Let me tell you a secret. I didn’t apply to Harvard for a law degree. I didn’t even try to get in as a freshman in quest of a bachelor’s degree. However, President Obama graduated from Harvard’s law school magna cum laude.

While at Harvard, Obama was the president of the Harvard Law Review. He was also a research assistant for Professor Laurence Tribe. Tribe said that Obama was “the most impressive student I had ever taught.” 

In addition, I never got far in Little League. I wish that I was as good as Roberto Clemente or Hank Aaron. However, both Clemente and Aaron were examples of greatness on and off the field.

Tragically, Clemente died on December 31, 1972, in an airplane crash while helping Nicaraguans in the aftermath of an earthquake.

However, I did master one thing as I journeyed down my yellow brick road of life. I did the dance with death twice…successfully. Randy Pausch also did the dance, and he taught me how to live my life. “We cannot change the cards we are dealt, just how we play the hand.” 

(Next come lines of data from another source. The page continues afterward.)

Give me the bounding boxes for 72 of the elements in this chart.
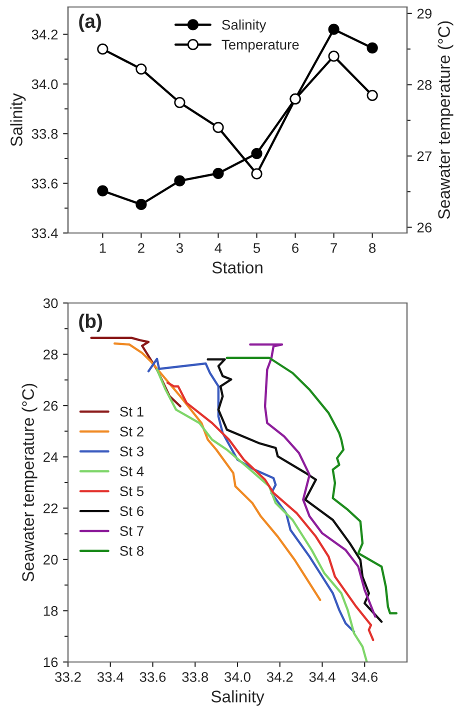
line-series bbox=[166, 382, 374, 642]
point bbox=[174, 175, 186, 186]
y-tick-label: 18 bbox=[44, 606, 58, 616]
point bbox=[174, 96, 186, 108]
annotation: (a) bbox=[79, 14, 101, 32]
x-tick-label: 34.4 bbox=[309, 672, 336, 682]
legend-label: Salinity bbox=[222, 20, 266, 32]
point bbox=[328, 50, 340, 62]
x-axis-title: Station bbox=[212, 261, 262, 274]
point bbox=[251, 148, 262, 160]
line-series bbox=[156, 368, 368, 662]
x-tick-label: 33.8 bbox=[182, 672, 208, 682]
y-tick-label: 34.0 bbox=[32, 79, 58, 90]
y2-axis-title: Seawater temperature (°C) bbox=[438, 21, 454, 219]
x-tick-label: 8 bbox=[369, 243, 376, 253]
legend-label: St 3 bbox=[120, 446, 144, 456]
y-tick-label: 16 bbox=[44, 657, 58, 668]
annotation: (b) bbox=[79, 314, 102, 332]
x-tick-label: 33.4 bbox=[97, 672, 124, 682]
x-tick-label: 33.6 bbox=[140, 672, 166, 682]
legend-label: St 8 bbox=[120, 546, 144, 556]
y-tick-label: 28 bbox=[44, 350, 58, 360]
y-tick-label: 24 bbox=[44, 452, 58, 462]
x-tick-label: 34.6 bbox=[352, 672, 378, 682]
x-tick-label: 1 bbox=[100, 243, 106, 253]
x-tick-label: 7 bbox=[330, 243, 337, 253]
x-axis-title: Salinity bbox=[211, 690, 264, 706]
x-tick-label: 4 bbox=[214, 243, 222, 253]
line-series bbox=[147, 358, 356, 633]
x-tick-label: 33.2 bbox=[55, 672, 81, 682]
legend-label: St 1 bbox=[120, 406, 144, 417]
y-tick-label: 30 bbox=[43, 298, 58, 308]
y-tick-label: 33.6 bbox=[32, 178, 58, 188]
x-tick-label: 34.2 bbox=[266, 672, 293, 682]
y-tick-label: 26 bbox=[44, 400, 58, 411]
y2-tick-label: 27 bbox=[417, 151, 432, 162]
x-tick-label: 5 bbox=[253, 243, 260, 253]
line-series bbox=[226, 356, 398, 614]
point bbox=[366, 90, 378, 101]
y-tick-label: 22 bbox=[44, 503, 58, 514]
y-tick-label: 33.8 bbox=[32, 128, 58, 139]
y2-tick-label: 29 bbox=[417, 8, 432, 19]
legend-label: St 2 bbox=[120, 426, 144, 436]
point bbox=[366, 42, 378, 54]
line-series bbox=[206, 358, 383, 623]
y-tick-label: 34.2 bbox=[32, 30, 58, 40]
line-series bbox=[90, 336, 182, 408]
point bbox=[97, 185, 108, 196]
legend-label: St 7 bbox=[120, 526, 144, 536]
point bbox=[251, 168, 262, 180]
point bbox=[136, 198, 147, 210]
y-tick-label: 33.4 bbox=[32, 228, 58, 238]
x-tick-label: 34.0 bbox=[224, 672, 250, 682]
legend-label: St 4 bbox=[120, 466, 144, 476]
legend-label: St 5 bbox=[120, 486, 144, 496]
point bbox=[136, 63, 147, 75]
y-axis-title: Salinity bbox=[10, 93, 26, 146]
x-tick-label: 6 bbox=[292, 243, 299, 253]
point bbox=[212, 122, 224, 134]
x-tick-label: 2 bbox=[138, 243, 144, 253]
legend-label: Temperature bbox=[222, 40, 299, 52]
y2-tick-label: 26 bbox=[417, 222, 432, 232]
y-axis-title: Seawater temperature (°C) bbox=[22, 384, 38, 582]
point bbox=[97, 44, 108, 55]
line-series bbox=[114, 342, 322, 602]
legend-label: St 6 bbox=[120, 506, 144, 516]
point bbox=[328, 24, 340, 35]
point bbox=[212, 168, 224, 179]
y2-tick-label: 28 bbox=[417, 80, 432, 90]
x-tick-label: 3 bbox=[176, 243, 183, 253]
line-series bbox=[249, 343, 376, 618]
y-tick-label: 20 bbox=[44, 554, 58, 565]
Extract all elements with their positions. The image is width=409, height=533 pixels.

So, instead of acting like racist fools, all Americans should think about their actions. Gilgamesh, the ruler of Uruk, a Sumerian city-state ca. 5000 years ago, wanted to live forever. After failing to achieve immortality, he realized that we all are mortals. Gilgamesh stated, “Forget death and seek life.” Do things that are noble and caring for others.


Our actions or inactions in life have immortality. People will be remembered after they have died. Trump made this comment after the Charlottesville riot. “You look at what I said, you will see that that question was answered perfectly. And I was talking about people that went because they felt very strongly about the monument to Robert E. Lee, a great general.”

Aside from those two sentences being grammatically flawed, Robert E. Lee was a general for the Confederacy. The South wanted to maintain slavery, and Lee led their army to assure slavery would remain. Lee was a loser. That doesn’t make him a great general unless you are a racist.

This is a secret about life. Your life will be far more rewarding for you when you reach out and help others on their journey down their yellow brick roads of life.